Kendimi ritme kaptırırken horon da baya hızlanmaya başlamıştı. Can yanımda o kadar hızlı oynuyordu ki kendini kaptırmış gibiydi tamamen. Ona ayak uydurmayı başardığıma seviniyordum. Yaşasın her sene 23 Nisan’da ve 19 Mayıs’ta oynadığım gösteriler. Şimdi bir işe yarayacağını hiç düşünmemiştim.
Ne kadar oynadığımızı bilmiyordum ama aşırı derecede susarken “Can!” dedim müziğin sesimi bastırmaması adına.
Bakışlarını arada çevirdiği gibi bana çevirirken “efendim?” dedi.
“çok susadım. Ben su içeceğim.” Dedim.
“birazdan bitecek, biraz dinleniriz, diğerine gireriz. Dayanabilir misin?” dedi.
“dayanırım.” Dediğimde gülümseyip horondan çıktı. Damatla karşılıklı oynamaya başladıklarında hepimiz ellerimizi bırakıp alkışlamaya başladık. Islıklar havada uçuşurken gülmeden duramıyordum. Aşırı eğlenceliydi.
Alkan da diğer yanımda dururken “ben çıkıyorum yenge.” Dedi.
“ben de çıkacağım da Can bitince çıkarız dedi.”
“bakma ona, gel sen de yorulduysan, horon delisidir o.”
“sözüm var, birazdan gelirim.” Dedim gülümserken.
“sen bilirsin.” Dediği sırada müzik yavaşlamaya başlarken “bu adam her şeyin hesabını yapmayı nasıl başarıyor acaba?” dedi.
“bilmem, bu zamana kadar şaştığını hiç görmedim ama.” dedim gülerken.
Can yanımıza gelirken elimden tuttu. “hadi bakalım.” dedi masaya ilerlerken.
Üçümüz de masaya geldiğimizde şişelere sarılırken Can ve Alkan direkt diklemişlerdi. Ben de bir bardağa doldurup yavaşça içmeye başladım.
“bir kıza bak bir de oğullarıma. Hepsi susadı ama kız evladı bir başka.” Dedi Ayşe anne.

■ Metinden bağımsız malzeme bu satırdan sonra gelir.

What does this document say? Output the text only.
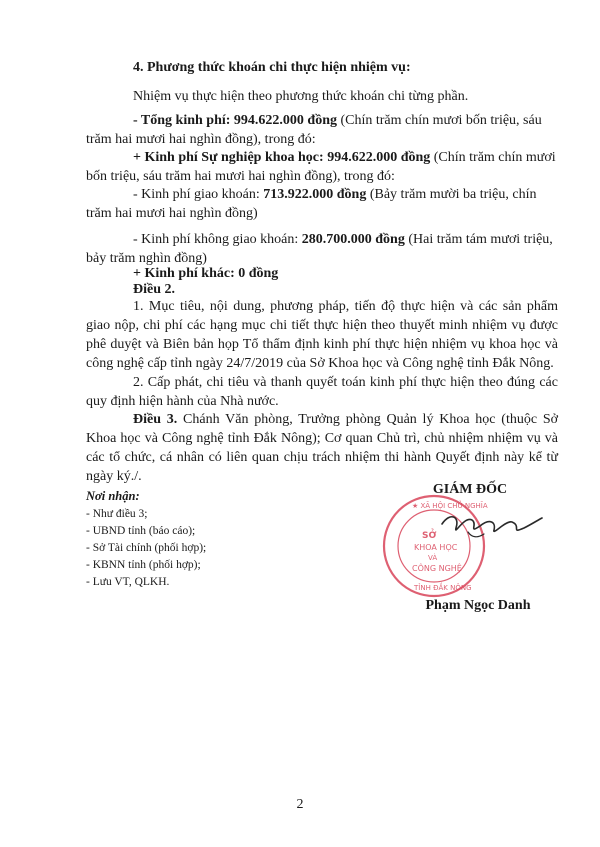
4. Phương thức khoán chi thực hiện nhiệm vụ:
Nhiệm vụ thực hiện theo phương thức khoán chi từng phần.
- Tổng kinh phí: 994.622.000 đồng (Chín trăm chín mươi bốn triệu, sáu trăm hai mươi hai nghìn đồng), trong đó:
+ Kinh phí Sự nghiệp khoa học: 994.622.000 đồng (Chín trăm chín mươi bốn triệu, sáu trăm hai mươi hai nghìn đồng), trong đó:
- Kinh phí giao khoán: 713.922.000 đồng (Bảy trăm mười ba triệu, chín trăm hai mươi hai nghìn đồng)
- Kinh phí không giao khoán: 280.700.000 đồng (Hai trăm tám mươi triệu, bảy trăm nghìn đồng)
+ Kinh phí khác: 0 đồng
Điều 2.
1. Mục tiêu, nội dung, phương pháp, tiến độ thực hiện và các sản phẩm giao nộp, chi phí các hạng mục chi tiết thực hiện theo thuyết minh nhiệm vụ được phê duyệt và Biên bản họp Tổ thẩm định kinh phí thực hiện nhiệm vụ khoa học và công nghệ cấp tỉnh ngày 24/7/2019 của Sở Khoa học và Công nghệ tỉnh Đắk Nông.
2. Cấp phát, chi tiêu và thanh quyết toán kinh phí thực hiện theo đúng các quy định hiện hành của Nhà nước.
Điều 3. Chánh Văn phòng, Trưởng phòng Quản lý Khoa học (thuộc Sở Khoa học và Công nghệ tỉnh Đắk Nông); Cơ quan Chủ trì, chủ nhiệm nhiệm vụ và các tổ chức, cá nhân có liên quan chịu trách nhiệm thi hành Quyết định này kể từ ngày ký./.
Nơi nhận:
- Như điều 3;
- UBND tỉnh (báo cáo);
- Sở Tài chính (phối hợp);
- KBNN tỉnh (phối hợp);
- Lưu VT, QLKH.
GIÁM ĐỐC
★ XÃ HỘI CHỦ NGHĨA
SỞ
KHOA HỌC
VÀ
CÔNG NGHỆ
TỈNH ĐẮK NÔNG
Phạm Ngọc Danh
2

Can elindeki şişeyi bırakırken “bir bardak su beni kesmez anne, biliyorsun.” Dedi.
“beni de biliyorsun anne.” Dedi Alkan.
“biliyorum biliyorum da insan içindeyiz.” Dedi Ayşe anne.
Masadan aldığım peçeteyle Can’ın alnına bastırırken hafif eğilip gözlerini kapattı. Ter içinde kalmıştı. Hasta olacaktı resmen.
“biraz dinlen, oynama.” Dedim.
“neden?” dedi gözlerini açarken.
“bir rüzgara çıksan hasta olacaksın, ter içindesin.”
“yanımda yedek gömlek var, değiştiririm.”
“bitecek birazdan zaten, sona yaklaştık. Daha oynama.” Dedim saatimi kontrol ederken.
“yenge abimden dünyanın en zor şeyini istiyorsun. Bu zamana kadar kimse onu durduramadı.” Dedi Alkan gülerken.
“valla ben bilmem, haftaya maç var. Hasta olursa maça çıkamaz.” Dedim yerime otururken.
“onu doğru söyledin.” Dedi Can da yanıma otururken.
“ben şok içindeyim şu an.” Dedi Cemre bize bakarken. “Can oturdu değil mi anne?”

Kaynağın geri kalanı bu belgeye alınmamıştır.